Let $\mathcal{f}: \mathbb{R} \to \mathbb{R}$ be a continuous function and consider $\mathcal{F}=\lbrace (x,y)\in \mathbb{R}^2 \mid y>f(x) \rbrace $.Prove that $\mathcal{F}$ is path-connected.
Proof
Let $P=(p_1,q_1),Q=(p_2,q_2)$ be points of $\mathcal{F}$ we should be find a path between $P,$ and $Q$.For $\varepsilon > 0$ Consider $K=(x,f(x)+\varepsilon)\in \mathcal{F}$.

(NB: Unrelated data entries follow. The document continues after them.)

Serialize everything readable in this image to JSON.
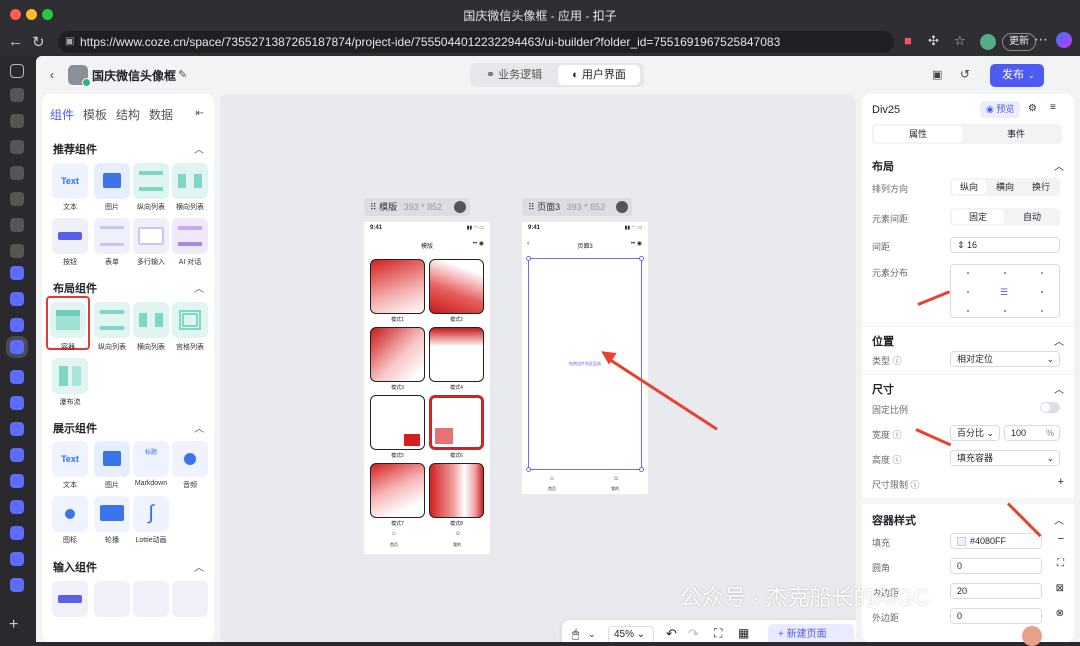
{
  "window": {
    "title": "国庆微信头像框 - 应用 - 扣子"
  },
  "browser": {
    "url": "https://www.coze.cn/space/7355271387265187874/project-ide/7555044012232294463/ui-builder?folder_id=7551691967525847083",
    "update_label": "更新"
  },
  "header": {
    "project_name": "国庆微信头像框",
    "tab_logic": "业务逻辑",
    "tab_ui": "用户界面",
    "publish_label": "发布"
  },
  "left": {
    "tabs": [
      "组件",
      "模板",
      "结构",
      "数据"
    ],
    "sections": {
      "recommended": "推荐组件",
      "layout": "布局组件",
      "display": "展示组件",
      "input": "输入组件"
    },
    "recommended": [
      "文本",
      "图片",
      "纵向列表",
      "横向列表",
      "按钮",
      "表单",
      "多行输入",
      "AI 对话"
    ],
    "layout": [
      "容器",
      "纵向列表",
      "横向列表",
      "宫格列表",
      "瀑布流"
    ],
    "display": [
      "文本",
      "图片",
      "Markdown",
      "音频",
      "图标",
      "轮播",
      "Lottie动画"
    ],
    "icon_text": "Text",
    "icon_md": "标题"
  },
  "canvas": {
    "frame1": {
      "name": "模版",
      "size": "393 * 852",
      "time": "9:41",
      "title": "模版",
      "tiles": [
        "模式1",
        "模式2",
        "模式3",
        "模式4",
        "模式5",
        "模式6",
        "模式7",
        "模式8"
      ],
      "tab1": "首页",
      "tab2": "我的"
    },
    "frame2": {
      "name": "页面3",
      "size": "393 * 852",
      "time": "9:41",
      "title": "页面3",
      "placeholder": "拖拽组件到此容器",
      "tab1": "首页",
      "tab2": "我的"
    },
    "zoom": "45%",
    "new_page": "新建页面"
  },
  "right": {
    "element": "Div25",
    "preview": "预览",
    "tab_props": "属性",
    "tab_events": "事件",
    "layout": {
      "title": "布局",
      "direction_label": "排列方向",
      "dir_opts": [
        "纵向",
        "横向",
        "换行"
      ],
      "spacing_label": "元素间距",
      "spacing_opts": [
        "固定",
        "自动"
      ],
      "gap_label": "间距",
      "gap_value": "16",
      "dist_label": "元素分布"
    },
    "position": {
      "title": "位置",
      "type_label": "类型",
      "type_value": "相对定位"
    },
    "size": {
      "title": "尺寸",
      "ratio_label": "固定比例",
      "width_label": "宽度",
      "width_unit": "百分比",
      "width_value": "100",
      "width_suffix": "%",
      "height_label": "高度",
      "height_value": "填充容器",
      "limit_label": "尺寸限制"
    },
    "style": {
      "title": "容器样式",
      "fill_label": "填充",
      "fill_value": "#4080FF",
      "radius_label": "圆角",
      "radius_value": "0",
      "padding_label": "内边距",
      "padding_value": "20",
      "margin_label": "外边距",
      "margin_value": "0"
    }
  },
  "watermark": "公众号 · 杰克船长的AIGC",
  "colors": {
    "accent": "#4e5bf2",
    "arrow": "#e8412f",
    "select": "#e53935",
    "fill": "#4080FF"
  }
}
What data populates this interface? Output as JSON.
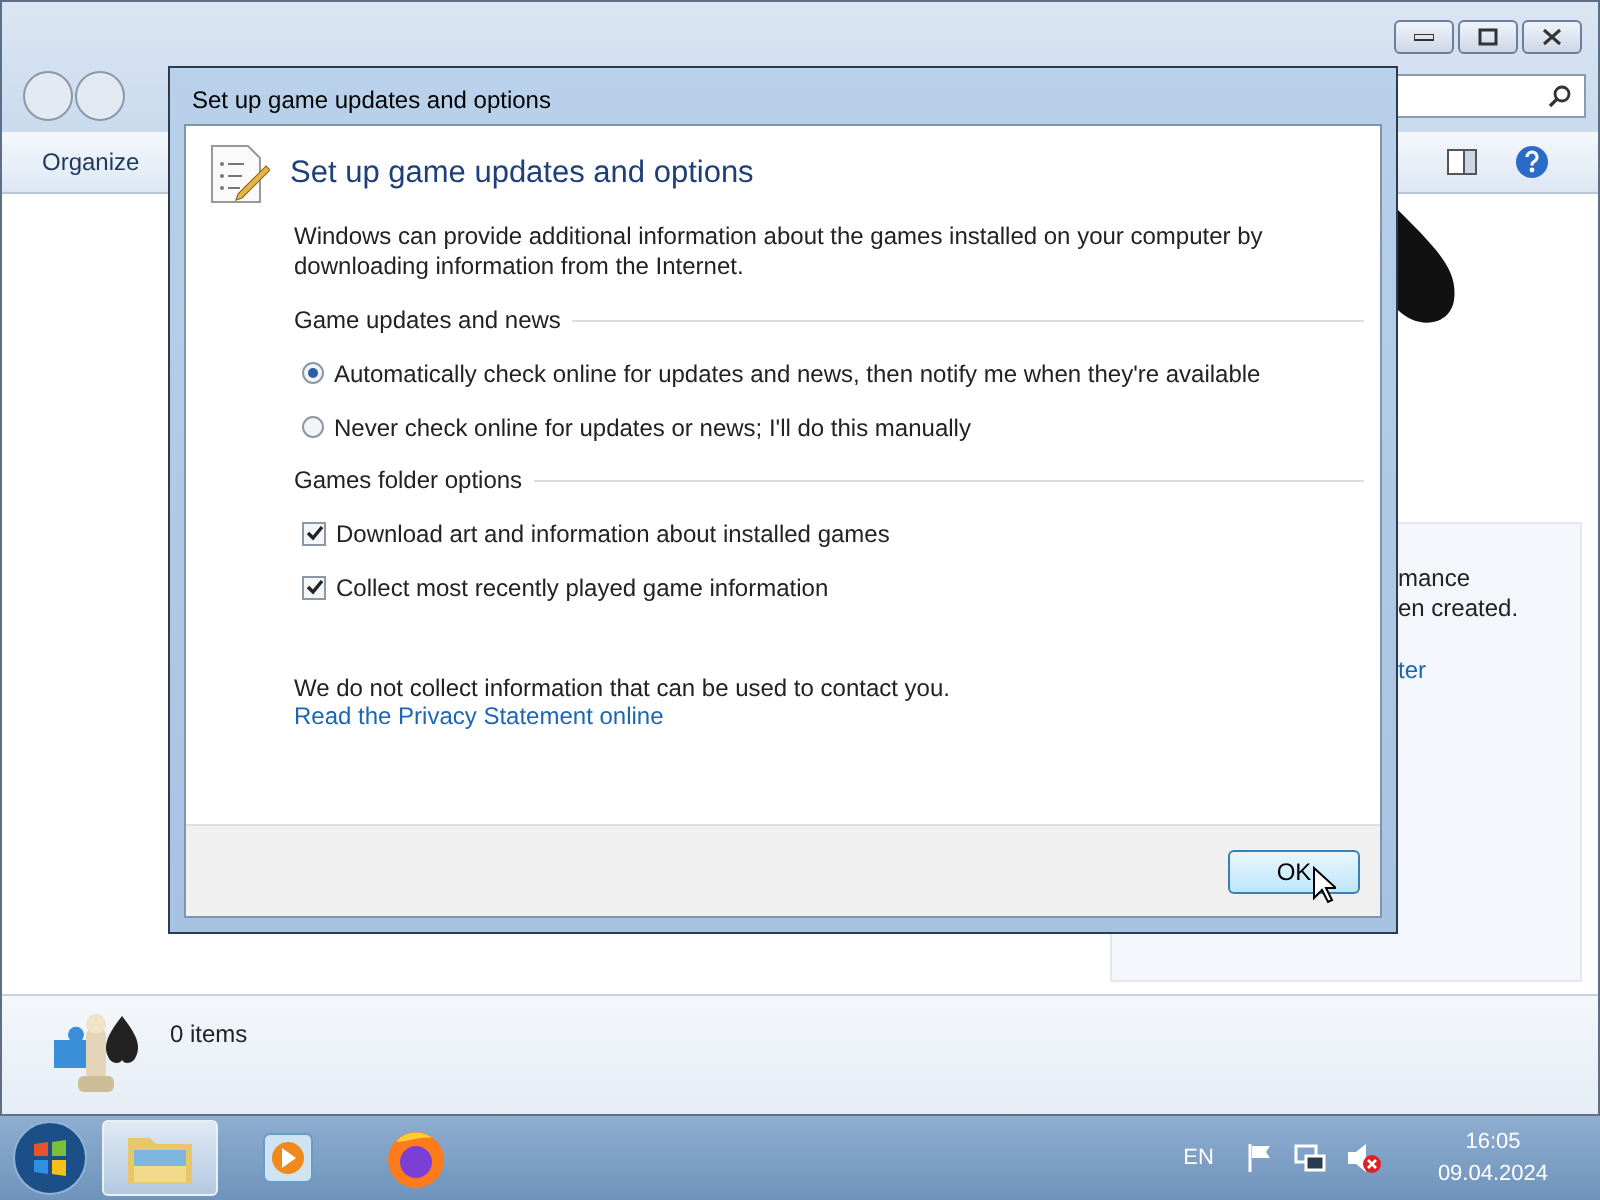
{
  "explorer": {
    "toolbar": {
      "organize": "Organize"
    },
    "side_panel": {
      "lines": [
        "mance",
        "en created."
      ],
      "link": "ter"
    },
    "details": {
      "count": "0 items"
    }
  },
  "dialog": {
    "title": "Set up game updates and options",
    "heading": "Set up game updates and options",
    "intro": "Windows can provide additional information about the games installed on your computer by downloading information from the Internet.",
    "sections": [
      {
        "title": "Game updates and news",
        "options": [
          {
            "kind": "radio",
            "label": "Automatically check online for updates and news, then notify me when they're available",
            "selected": true
          },
          {
            "kind": "radio",
            "label": "Never check online for updates or news; I'll do this manually",
            "selected": false
          }
        ]
      },
      {
        "title": "Games folder options",
        "options": [
          {
            "kind": "checkbox",
            "label": "Download art and information about installed games",
            "checked": true
          },
          {
            "kind": "checkbox",
            "label": "Collect most recently played game information",
            "checked": true
          }
        ]
      }
    ],
    "privacy_note": "We do not collect information that can be used to contact you.",
    "privacy_link": "Read the Privacy Statement online",
    "ok_button": "OK"
  },
  "taskbar": {
    "language": "EN",
    "time": "16:05",
    "date": "09.04.2024"
  }
}
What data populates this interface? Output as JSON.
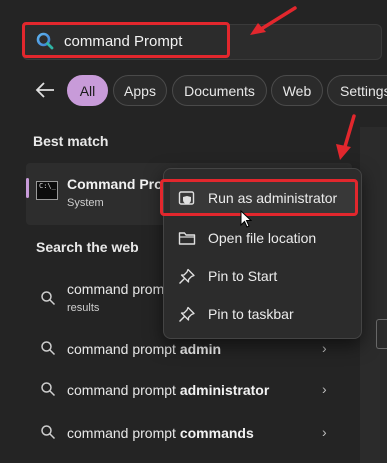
{
  "search": {
    "value": "command Prompt"
  },
  "tabs": [
    "All",
    "Apps",
    "Documents",
    "Web",
    "Settings"
  ],
  "best_match": {
    "section": "Best match",
    "title": "Command Prompt",
    "subtitle": "System",
    "icon_text": "C:\\_"
  },
  "web": {
    "section": "Search the web",
    "results": [
      {
        "prefix": "command prompt",
        "bold": "",
        "sub": "results"
      },
      {
        "prefix": "command prompt ",
        "bold": "admin",
        "sub": ""
      },
      {
        "prefix": "command prompt ",
        "bold": "administrator",
        "sub": ""
      },
      {
        "prefix": "command prompt ",
        "bold": "commands",
        "sub": ""
      }
    ]
  },
  "context_menu": {
    "items": [
      {
        "label": "Run as administrator",
        "icon": "shield-icon"
      },
      {
        "label": "Open file location",
        "icon": "folder-icon"
      },
      {
        "label": "Pin to Start",
        "icon": "pin-icon"
      },
      {
        "label": "Pin to taskbar",
        "icon": "pin-icon"
      }
    ]
  },
  "colors": {
    "accent": "#c89bd9",
    "annotation": "#e2272d",
    "background": "#242424"
  }
}
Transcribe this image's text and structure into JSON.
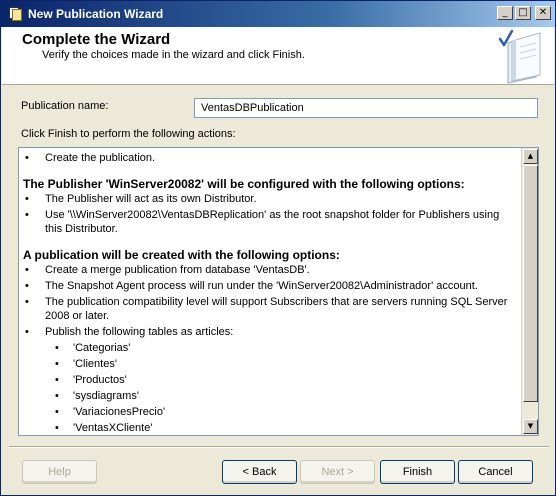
{
  "window": {
    "title": "New Publication Wizard"
  },
  "title_buttons": {
    "minimize": "_",
    "maximize": "□",
    "close": "✕"
  },
  "header": {
    "title": "Complete the Wizard",
    "subtitle": "Verify the choices made in the wizard and click Finish."
  },
  "publication": {
    "label": "Publication name:",
    "value": "VentasDBPublication"
  },
  "actions_label": "Click Finish to perform the following actions:",
  "report": {
    "bullet": "•",
    "create": "Create the publication.",
    "publisher_heading": "The Publisher 'WinServer20082' will be configured with the following options:",
    "publisher_items": [
      "The Publisher will act as its own Distributor.",
      "Use '\\\\WinServer20082\\VentasDBReplication' as the root snapshot folder for Publishers using this Distributor."
    ],
    "publication_heading": "A publication will be created with the following options:",
    "publication_items": [
      "Create a merge publication from database 'VentasDB'.",
      "The Snapshot Agent process will run under the 'WinServer20082\\Administrador' account.",
      "The publication compatibility level will support Subscribers that are servers running SQL Server 2008 or later.",
      "Publish the following tables as articles:"
    ],
    "articles": [
      "'Categorias'",
      "'Clientes'",
      "'Productos'",
      "'sysdiagrams'",
      "'VariacionesPrecio'",
      "'VentasXCliente'"
    ]
  },
  "scrollbar": {
    "up": "▲",
    "down": "▼"
  },
  "buttons": {
    "help": "Help",
    "back": "< Back",
    "next": "Next >",
    "finish": "Finish",
    "cancel": "Cancel"
  }
}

Let $\alpha_{1}:[0,1] \longrightarrow \mathcal{F}$, with $\alpha_{1}(t)=(p_1+t(x-p_1),q_1+t(f(x)+\varepsilon -q_1))$ which connect $P$ with $(x,f(x)+\varepsilon)$, notice that The path is always well defined since $\mathcal{f}$ is continuous function and $d\left((x,f(x))(x,f(x)+\varepsilon))\right)<2 \varepsilon $ and in fact $\alpha_1$ is continuous since is a linear function of $t$.
Of the same way define $\alpha_{2}:[0,1] \longrightarrow \mathcal{F}$, given by $\alpha_{2}(t)=(x+t(p_2-x),f(x)+\varepsilon+t(q_2-f(x)+\varepsilon))$ wich connect $(x,f(x)+\varepsilon)$ and $Q$.
Now consider $\alpha[0,1]\longrightarrow \mathcal{F}$ given by $\alpha(t)=\begin{cases} \alpha_{1}(2t) \, \, \text{ If $t\in[0,\frac{1}{2}$]}& \\ \alpha_2(2t-1) \, \, \text{If $t\in [\frac{1}{2},1]$} \end{cases}$ Which is continuous by pasting lemma and connect $P$ to $Q$
Hence $\mathcal{F}$ is Path-connected
Let $M$ be the maximum value of $f$ on $[p_1,p_2]$. Then the combination of the vertical line segments from $P$ to $(p_1, M+1)$, from $(p_1, M+1)$ to $(p_2,M+1)$ and then down from $(p_2, M+1)$ to $Q$ is the required path.
No weird $\varepsilon$'s or anything. Just go up, it's a safe way to stay inside $\mathcal{F}$.